November 14, 2025
Nature therapy, now with 2-hour wait times
The American Tradition of Trying to Address Anxiety with Parks
Parks packed, budgets cut, and the comments are camping in outrage
TLDR: U.S. national parks are bracing for record crowds just as federal cuts mean fewer rangers, closed sites, and longer lines. Commenters are split between mourning the defunding and mocking “nature-as-therapy” as a band-aid for economic stress, turning a summer getaway into a bigger fight over public goods.
As summer heats up, the parks panic is on: experts warning travelers to reschedule, federal budget cuts are shrinking ranger staffs, and visitors are bracing for long lines, closed campgrounds, and cancelled programs—but Americans are stampeding to the 63 national parks. Last year drew a record 332 million visits, and this year looks bigger. In the comments, the take slices through the vibes: user ninininino says the U.S. isn’t treating anxiety, it’s treating symptoms—popping “brain scrambler pills” while ignoring overwork, costs, and disconnection.
Countering the cynicism, fans like ekropotin are heartbroken about defunding and gush that the National Park Service is “one of the cool things America did incredibly well.” That clash fuels the thread: are parks a public good being starved, or an overburdened therapy stand‑in? Meme-makers joke that “nature is my therapist, but she charges in trail miles,” while others quip, “BYOR: bring your ranger.” History nerds chime in with throwbacks to 1870s “neurasthenia” and George Miller Beard’s diagnosis of modern nerves—today’s doomscroll is the pocket watch panic with push alerts. The real fight: fix funding, cap crowds, or keep the gates wide open? Everyone agrees on one thing: serenity now, after the parking lot.
Key Points
- •Deep federal cuts to park services are expected to reduce staffing, close campgrounds, and cancel programs.

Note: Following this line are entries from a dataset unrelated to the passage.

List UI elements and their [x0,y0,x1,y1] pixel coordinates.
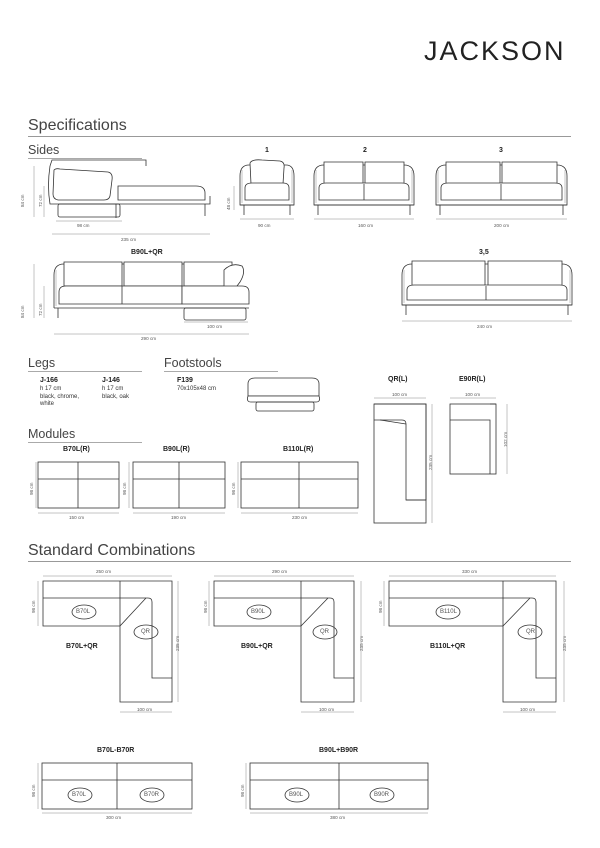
combo-3-right-badge: B70R [144,792,160,798]
module-b110-label: B110L(R) [283,446,314,453]
leg-j146-code: J-146 [102,377,120,384]
combo-4-left-badge: B90L [289,792,304,798]
combo-2-depth-dim: 235 cm [562,635,567,651]
e90r-width-dim: 100 cm [465,392,481,397]
footstool-size: 70x105x48 cm [177,386,217,392]
footstool-code: F139 [177,377,193,384]
combo-b70l-qr-label: B70L+QR [66,643,98,650]
combo-b70l-qr-drawing [38,576,178,712]
combo-b90l-b90r-label: B90L+B90R [319,747,359,754]
legs-title: Legs [28,356,56,370]
module-b70-label: B70L(R) [63,446,90,453]
combo-0-right-badge: QR [141,629,150,635]
combo-0-depth-dim: 235 cm [175,635,180,651]
side-3-5-width-dim: 240 cm [477,324,493,329]
chaise-side-drawing [34,160,210,234]
combo-4-right-badge: B90R [374,792,390,798]
module-b110-w-dim: 230 cm [292,515,308,520]
side-2-drawing [314,162,414,219]
side-3-5-drawing [402,261,572,321]
specifications-title: Specifications [28,117,127,134]
side-1-drawing [234,160,294,219]
qr-width-dim: 100 cm [392,392,408,397]
combo-4-height-dim: 98 cm [240,784,245,797]
chaise-height-dim: 84 cm [20,194,25,207]
combo-b90l-qr-drawing [209,576,361,712]
footstool-drawing [247,378,319,411]
combo-b90l-qr-label: B90L+QR [241,643,273,650]
combo-3-height-dim: 98 cm [31,784,36,797]
combo-1-left-badge: B90L [251,609,266,615]
combo-0-width-dim: 250 cm [96,569,112,574]
combo-4-width-dim: 380 cm [330,815,346,820]
combo-0-height-dim: 98 cm [31,600,36,613]
e90r-height-dim: 102 cm [503,431,508,447]
combo-b70l-b70r-label: B70L-B70R [97,747,135,754]
combo-b110l-qr-drawing [384,576,564,712]
combo-b70l-b70r-drawing [38,763,192,813]
module-b110-drawing [238,462,358,513]
side-2-label: 2 [363,147,367,154]
side-b90l-qr-label: B90L+QR [131,249,163,256]
brand-logo: JACKSON [424,36,566,66]
combo-1-right-badge: QR [320,629,329,635]
b90l-qr-width-dim: 100 cm [207,324,223,329]
side-3-5-label: 3,5 [479,249,489,256]
side-2-width-dim: 160 cm [358,223,374,228]
combo-1-height-dim: 98 cm [203,600,208,613]
side-3-width-dim: 200 cm [494,223,510,228]
side-1-height-dim: 48 cm [226,197,231,210]
side-3-label: 3 [499,147,503,154]
combo-2-left-badge: B110L [440,609,457,615]
module-b70-h-dim: 98 cm [29,482,34,495]
qr-module-drawing [374,398,432,523]
module-b90-label: B90L(R) [163,446,190,453]
qr-label: QR(L) [388,376,408,383]
module-b90-w-dim: 190 cm [171,515,187,520]
side-1-label: 1 [265,147,269,154]
sides-title: Sides [28,143,60,157]
combo-3-width-dim: 300 cm [106,815,122,820]
e90r-module-drawing [450,398,507,474]
b90l-qr-seat-dim: 72 cm [38,303,43,316]
combo-1-arm-dim: 100 cm [319,707,335,712]
module-b70-drawing [36,462,119,513]
standard-combinations-title: Standard Combinations [28,542,196,559]
chaise-width-dim: 98 cm [77,223,90,228]
combo-2-right-badge: QR [526,629,535,635]
combo-1-depth-dim: 235 cm [359,635,364,651]
b90l-qr-height-dim: 84 cm [20,305,25,318]
modules-title: Modules [28,427,76,441]
combo-0-left-badge: B70L [76,609,91,615]
combo-2-height-dim: 98 cm [378,600,383,613]
combo-0-arm-dim: 100 cm [137,707,153,712]
chaise-total-dim: 235 cm [121,237,137,242]
combo-2-arm-dim: 100 cm [520,707,536,712]
b90l-qr-side-drawing [34,262,249,334]
combo-b90l-b90r-drawing [246,763,428,813]
footstools-title: Footstools [164,356,222,370]
side-3-drawing [436,162,567,219]
combo-3-left-badge: B70L [72,792,87,798]
module-b90-drawing [129,462,225,513]
combo-1-width-dim: 290 cm [272,569,288,574]
chaise-seat-dim: 72 cm [38,194,43,207]
leg-j146-details: h 17 cm black, oak [102,386,130,400]
leg-j166-details: h 17 cm black, chrome, white [40,386,80,407]
combo-b110l-qr-label: B110L+QR [430,643,466,650]
module-b110-h-dim: 98 cm [231,482,236,495]
leg-j166-code: J-166 [40,377,58,384]
qr-height-dim: 235 cm [428,454,433,470]
b90l-qr-total-dim: 290 cm [141,336,157,341]
module-b70-w-dim: 150 cm [69,515,85,520]
combo-2-width-dim: 330 cm [462,569,478,574]
side-1-width-dim: 90 cm [258,223,271,228]
e90r-label: E90R(L) [459,376,486,383]
module-b90-h-dim: 98 cm [122,482,127,495]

- •Despite warnings to postpone trips, visitation to U.S. national parks is projected to exceed last summer’s record 332 million visits.
- •The article connects today’s park-seeking behavior to a historical pattern of turning to nature during widespread societal stress.
- •In the 1870s, rapid changes in industry, communication, and travel heightened public anxieties after the Civil War era.
- •Neurologist George Miller Beard’s concept of “neurasthenia” linked modern technological and social changes to nervous exhaustion.